It wasn’t until late in my second semester when I finally felt confident in myself and started believing that I belonged. I turned in a story and read with a recently hired assistant sports editor who was positive and supportive. I had goals of becoming the sports editor, but until then, they seemed ridiculous.
But my editor inspired me and believed in me. He was the first of many amazing people I met at the DTH who made me feel confident in my own abilities.
That summer I spent my time reading and writing, steadily improving my craft. Our sports editor for the next year was great, and he’s now one of my closest friends at UNC.
Coming into the year, though, I didn’t know him. Yet I still decided to send him a text letting him know how serious I was in improving my standing at the paper. He listened to me and I felt encouraged by his response.
During the fall semester I worked and worked, picking up every assignment that I could. Covering men’s soccer in the NCAA Tournament? Sign me up. Going to a volleyball game on a Friday night? I can do that.
Something else happened in that first semester. I consistently looked forward to coming into the office and chatting with my three editors. I opened up more and felt more confident as a reporter. When one of the great assistants, James Tatter, announced he would be studying abroad for the semester, I didn’t hesitate to apply for the position.
A year earlier, I would never have applied for the job. But the people around me believed in me when I didn’t believe in myself and consequently my own confidence grew.
I got the job as an assistant sports editor and I remember I felt distinctly proud of myself. To that point it was a somewhat unfamiliar feeling. But that feeling of pride made me crave more. I had to be the sports editor my senior year.
I could tell you more about how I continued grinding and picking up assignments before eventually getting the sports editor job. I remember exactly where I was, walking down Franklin Street with my roommates on a Saturday night to go to bars when I checked my inbox and saw I had been named editor. It was an incredible feeling that I got to share with my friends.
But again, that story is boring. I would rather write about something else.
Around the time I became an assistant, my mom was battling breast cancer. It was a terrifying experience and it pained me to watch her suffer. Getting out of bed in the morning proved challenging every day, but I had to because she was the one fighting the real battle and she did it so valiantly. My friends at the DTH helped me more than they will ever know.
Whether it was shooting at the foam basketball hoop late at night with Jack Frederick or playing Sporcle NBA quizzes such as naming every European-born player in the NBA and identifying each All-Star with Chapel Fowler, or engaging in rap battles with Alex Zietlow, the office was my escape. I met some amazing people whom I hope to know for the rest of my life.
That is the great thing about working for the DTH. Yes, covering the UNC-Duke game at Cameron Indoor Stadium as an editor this year was an experience I will never forget. But it’s not what I will remember the most from my time at the paper.
What I will remember are the people who made me believe in myself.
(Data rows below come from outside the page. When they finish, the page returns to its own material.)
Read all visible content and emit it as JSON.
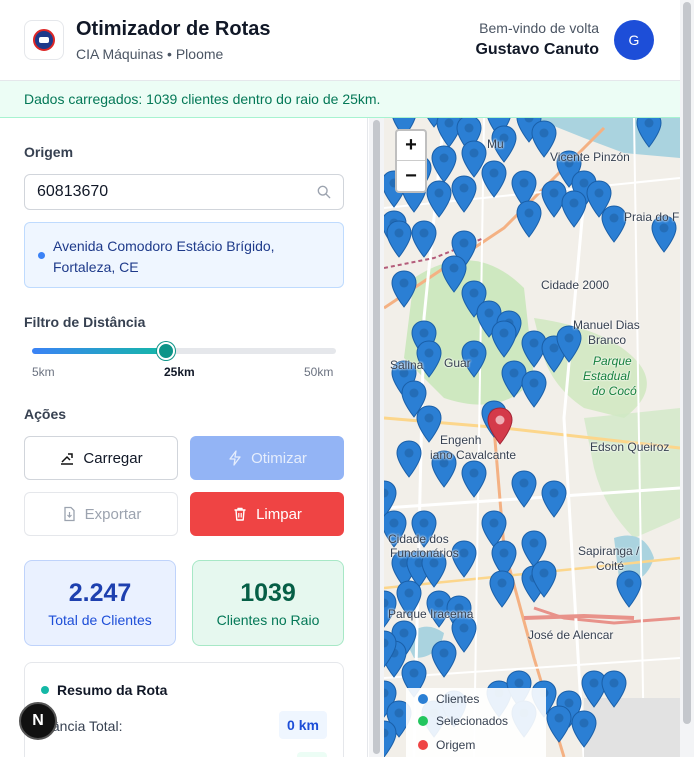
{
  "header": {
    "title": "Otimizador de Rotas",
    "subtitle": "CIA Máquinas • Ploome",
    "welcome": "Bem-vindo de volta",
    "user_name": "Gustavo Canuto",
    "avatar_initial": "G"
  },
  "banner": {
    "message": "Dados carregados: 1039 clientes dentro do raio de 25km."
  },
  "sidebar": {
    "origin_label": "Origem",
    "origin_value": "60813670",
    "address": "Avenida Comodoro Estácio Brígido, Fortaleza, CE",
    "distance_label": "Filtro de Distância",
    "slider": {
      "min_label": "5km",
      "value_label": "25km",
      "max_label": "50km",
      "value_fraction": 0.44
    },
    "actions_label": "Ações",
    "buttons": {
      "load": "Carregar",
      "optimize": "Otimizar",
      "export": "Exportar",
      "clear": "Limpar"
    },
    "stats": {
      "total_value": "2.247",
      "total_label": "Total de Clientes",
      "radius_value": "1039",
      "radius_label": "Clientes no Raio"
    },
    "summary": {
      "title": "Resumo da Rota",
      "distance_label": "stância Total:",
      "distance_value": "0 km"
    }
  },
  "badge": {
    "letter": "N"
  },
  "map": {
    "zoom_in": "+",
    "zoom_out": "−",
    "labels": {
      "vicente": "Vicente Pinzón",
      "praia": "Praia do F",
      "cidade2000": "Cidade 2000",
      "manuel1": "Manuel Dias",
      "manuel2": "Branco",
      "parque1": "Parque",
      "parque2": "Estadual",
      "parque3": "do Cocó",
      "salina": "Salina",
      "guar": "Guar",
      "edson": "Edson Queiroz",
      "engenh": "Engenh",
      "cavalcante": "iano Cavalcante",
      "cidadedos": "Cidade dos",
      "funcionarios": "Funcionários",
      "sapiranga1": "Sapiranga /",
      "sapiranga2": "Coité",
      "parque_iracema": "Parque Iracema",
      "jose": "José de Alencar",
      "mu": "Mu"
    },
    "legend": {
      "clientes": "Clientes",
      "selecionados": "Selecionados",
      "origem": "Origem"
    },
    "colors": {
      "client_pin": "#2b7fd4",
      "origin_pin": "#d43a4a",
      "selected": "#22c55e"
    }
  }
}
It is the people around me who are so incredibly talented and choose to spend their time working 40 or more hours a week to put out important content every day.
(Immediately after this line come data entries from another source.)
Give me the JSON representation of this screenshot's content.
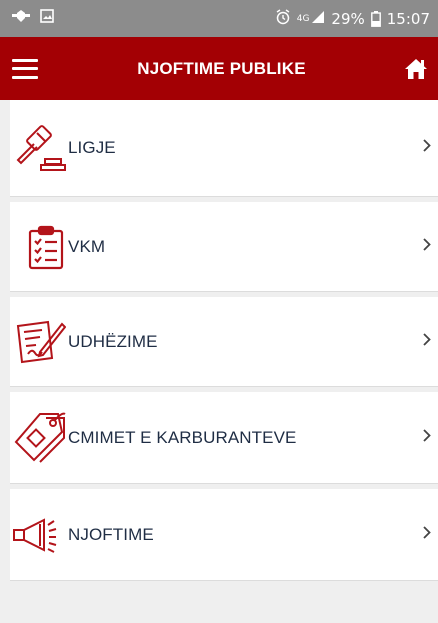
{
  "status_bar": {
    "network": "4G",
    "battery_percent": "29%",
    "time": "15:07"
  },
  "app_bar": {
    "title": "NJOFTIME PUBLIKE",
    "menu_icon": "hamburger-menu-icon",
    "home_icon": "home-icon"
  },
  "menu": {
    "items": [
      {
        "label": "LIGJE",
        "icon": "gavel-icon"
      },
      {
        "label": "VKM",
        "icon": "clipboard-checklist-icon"
      },
      {
        "label": "UDHËZIME",
        "icon": "document-signature-icon"
      },
      {
        "label": "CMIMET E KARBURANTEVE",
        "icon": "price-tag-icon"
      },
      {
        "label": "NJOFTIME",
        "icon": "megaphone-icon"
      }
    ]
  },
  "colors": {
    "app_bar": "#a30004",
    "status_bar": "#8c8c8c",
    "icon_red": "#b3141a",
    "label_text": "#1f2d44",
    "background": "#efefef"
  }
}
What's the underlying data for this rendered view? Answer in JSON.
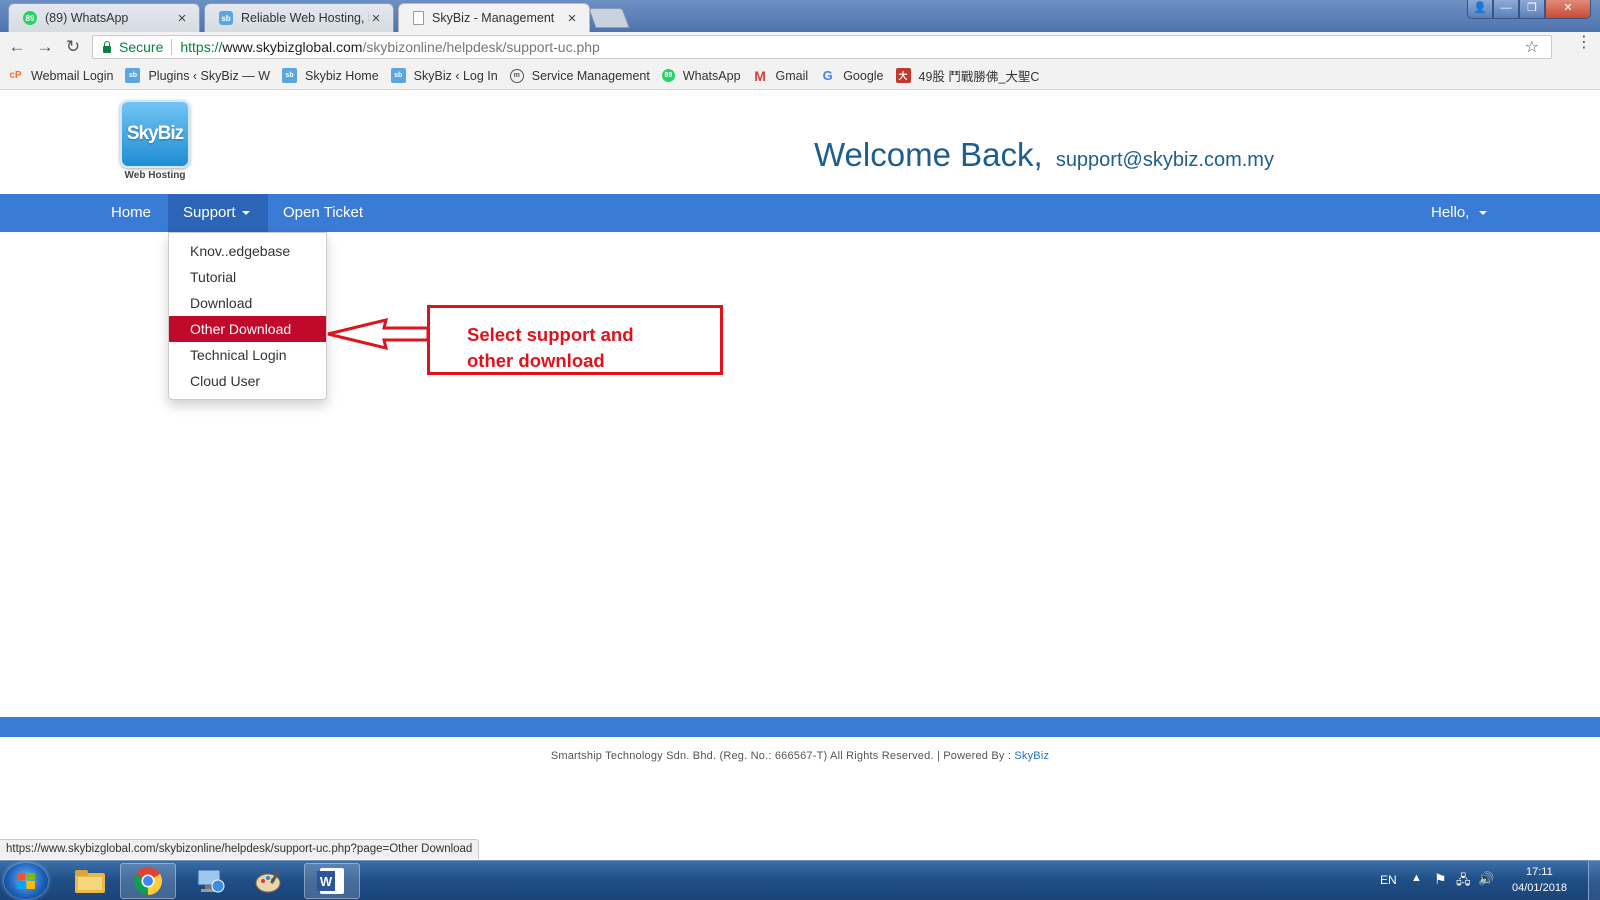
{
  "browser": {
    "tabs": [
      {
        "title": "(89) WhatsApp",
        "favicon": "whatsapp-icon",
        "badge": "89",
        "active": false
      },
      {
        "title": "Reliable Web Hosting, Pr",
        "favicon": "skybiz-icon",
        "active": false
      },
      {
        "title": "SkyBiz - Management",
        "favicon": "page-icon",
        "active": true
      }
    ],
    "secure_label": "Secure",
    "url_scheme": "https://",
    "url_host": "www.skybizglobal.com",
    "url_path": "/skybizonline/helpdesk/support-uc.php",
    "bookmarks": [
      {
        "label": "Webmail Login",
        "icon": "cpanel-icon"
      },
      {
        "label": "Plugins ‹ SkyBiz — W",
        "icon": "skybiz-icon"
      },
      {
        "label": "Skybiz Home",
        "icon": "skybiz-icon"
      },
      {
        "label": "SkyBiz ‹ Log In",
        "icon": "skybiz-icon"
      },
      {
        "label": "Service Management",
        "icon": "service-icon"
      },
      {
        "label": "WhatsApp",
        "icon": "whatsapp-icon"
      },
      {
        "label": "Gmail",
        "icon": "gmail-icon"
      },
      {
        "label": "Google",
        "icon": "google-icon"
      },
      {
        "label": "49股 鬥戰勝佛_大聖C",
        "icon": "site-icon"
      }
    ],
    "status_url": "https://www.skybizglobal.com/skybizonline/helpdesk/support-uc.php?page=Other Download"
  },
  "header": {
    "logo_text": "SkyBiz",
    "logo_sub": "Web Hosting",
    "welcome": "Welcome Back,",
    "email": "support@skybiz.com.my"
  },
  "nav": {
    "home": "Home",
    "support": "Support",
    "open_ticket": "Open Ticket",
    "hello": "Hello,"
  },
  "dropdown": {
    "items": [
      "Knov..edgebase",
      "Tutorial",
      "Download",
      "Other Download",
      "Technical Login",
      "Cloud User"
    ],
    "active_index": 3
  },
  "annotation": {
    "line1": "Select support and",
    "line2": "other download"
  },
  "footer": {
    "text": "Smartship Technology Sdn. Bhd. (Reg. No.: 666567-T) All Rights Reserved. | Powered By : ",
    "brand": "SkyBiz"
  },
  "taskbar": {
    "lang": "EN",
    "time": "17:11",
    "date": "04/01/2018",
    "apps": [
      "start-orb",
      "file-explorer-icon",
      "chrome-icon",
      "network-icon",
      "paint-icon",
      "word-icon"
    ]
  },
  "colors": {
    "navbar": "#3a7bd5",
    "dropdown_active": "#c1092c",
    "welcome": "#1d5e8e",
    "annotation": "#e0131d"
  }
}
I will remember letting off steam on Thursday nights by walking to Pizza Press with my assistants Jack, Holt McKeithan and Ryan Wilcox and going to Sup Dogs for Sup Crushes more than I will remember covering UNC vs Wofford.
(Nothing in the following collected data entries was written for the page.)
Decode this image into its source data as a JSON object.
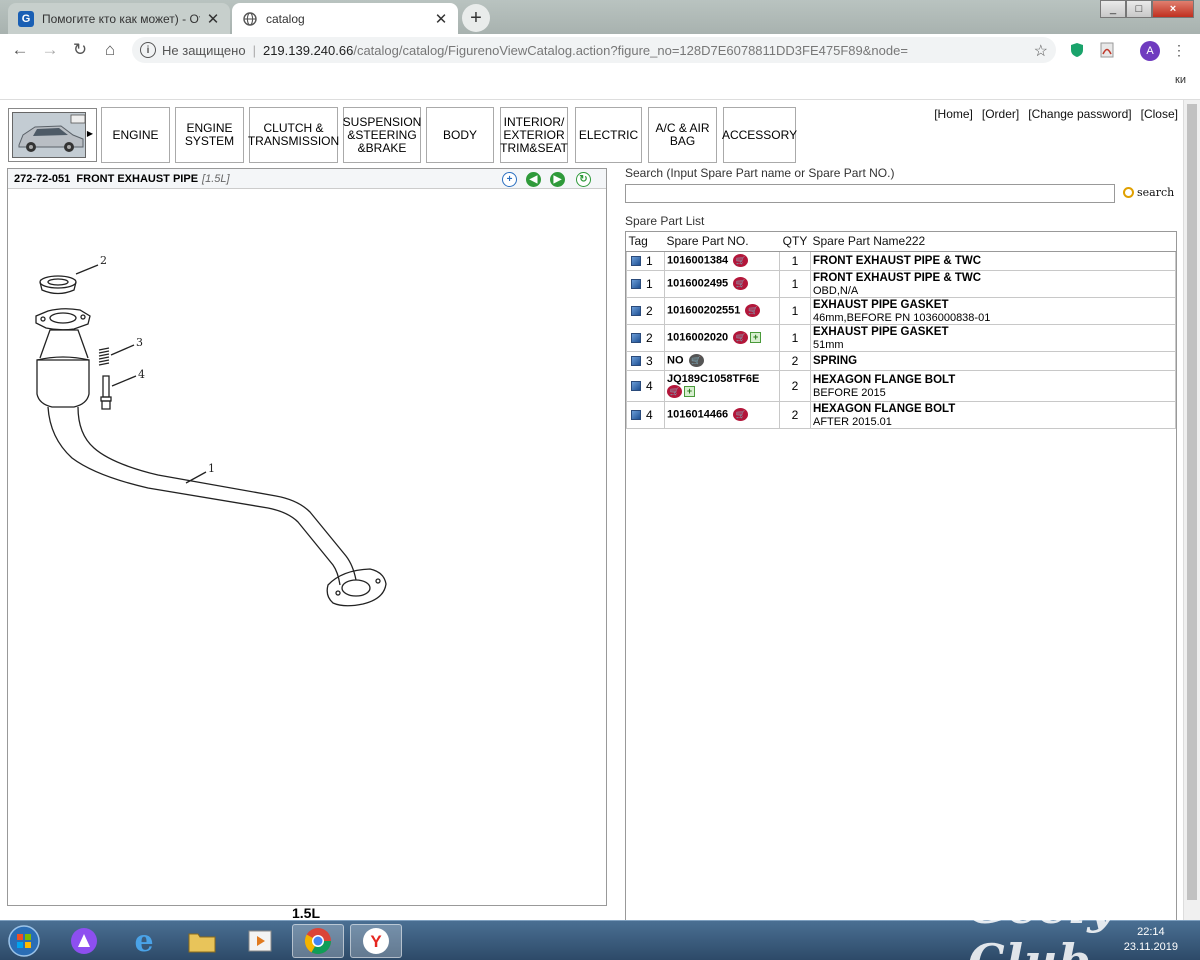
{
  "browser": {
    "tabs": [
      {
        "title": "Помогите кто как может) - Отзы",
        "icon": "G"
      },
      {
        "title": "catalog",
        "icon": "globe-icon"
      }
    ],
    "new_tab": "+",
    "window_buttons": [
      "_",
      "□",
      "×"
    ],
    "address": {
      "security": "Не защищено",
      "host": "219.139.240.66",
      "path": "/catalog/catalog/FigurenoViewCatalog.action?figure_no=128D7E6078811DD3FE475F89&node="
    },
    "profile_initial": "A",
    "bookmarks_right": "ки"
  },
  "catalog": {
    "categories": [
      "ENGINE",
      "ENGINE SYSTEM",
      "CLUTCH & TRANSMISSION",
      "SUSPENSION &STEERING &BRAKE",
      "BODY",
      "INTERIOR/ EXTERIOR TRIM&SEAT",
      "ELECTRIC",
      "A/C & AIR BAG",
      "ACCESSORY"
    ],
    "links": [
      "[Home]",
      "[Order]",
      "[Change password]",
      "[Close]"
    ]
  },
  "figure": {
    "code": "272-72-051",
    "title": "FRONT EXHAUST PIPE",
    "variant": "[1.5L]",
    "callouts": [
      "1",
      "2",
      "3",
      "4"
    ],
    "bottom_label": "1.5L"
  },
  "search": {
    "label": "Search (Input Spare Part name or Spare Part NO.)",
    "value": "",
    "button": "search"
  },
  "parts": {
    "label": "Spare Part List",
    "headers": {
      "tag": "Tag",
      "part_no": "Spare Part NO.",
      "qty": "QTY",
      "name": "Spare Part Name222"
    },
    "rows": [
      {
        "tag": "1",
        "part_no": "1016001384",
        "qty": "1",
        "name": "FRONT EXHAUST PIPE & TWC",
        "note": ""
      },
      {
        "tag": "1",
        "part_no": "1016002495",
        "qty": "1",
        "name": "FRONT EXHAUST PIPE & TWC",
        "note": "OBD,N/A"
      },
      {
        "tag": "2",
        "part_no": "101600202551",
        "qty": "1",
        "name": "EXHAUST PIPE GASKET",
        "note": "46mm,BEFORE PN 1036000838-01"
      },
      {
        "tag": "2",
        "part_no": "1016002020",
        "qty": "1",
        "name": "EXHAUST PIPE GASKET",
        "note": "51mm"
      },
      {
        "tag": "3",
        "part_no": "NO",
        "qty": "2",
        "name": "SPRING",
        "note": ""
      },
      {
        "tag": "4",
        "part_no": "JQ189C1058TF6E",
        "qty": "2",
        "name": "HEXAGON FLANGE BOLT",
        "note": "BEFORE 2015"
      },
      {
        "tag": "4",
        "part_no": "1016014466",
        "qty": "2",
        "name": "HEXAGON FLANGE BOLT",
        "note": "AFTER 2015.01"
      }
    ]
  },
  "taskbar": {
    "time": "22:14",
    "date": "23.11.2019",
    "watermark": "Geely Club"
  }
}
I will remember arts editor Molly Looman and Alex checking in to make sure my mom was okay after she came out victorious in her battle with breast cancer.
I will remember looking forward to playing board games on a Thursday night with fellow editors Taylor Buck, Maeve Sheehey, Myah Ward and Kate Karstens.
I will remember joking around on Sunday nights with our management staff, Bailey Aldridge, Sarah Lundgren and Rachel Jones.
I will remember all of that and I will remember the fact that the DTH made me proud of myself. It made me feel valid as a student and a reporter, and it gave me a place where I belonged, surrounded by so many people whose careers I will be following for years.
Wrapping up this column is proving more difficult than I thought it would be. It’s creating a knot in my stomach, and I can’t help but think of how hard it will be to walk away from all these amazing people I feel like I’ve just met.
But I know this: I’m a better person because of the DTH and the people I met, and I will always be thankful for that.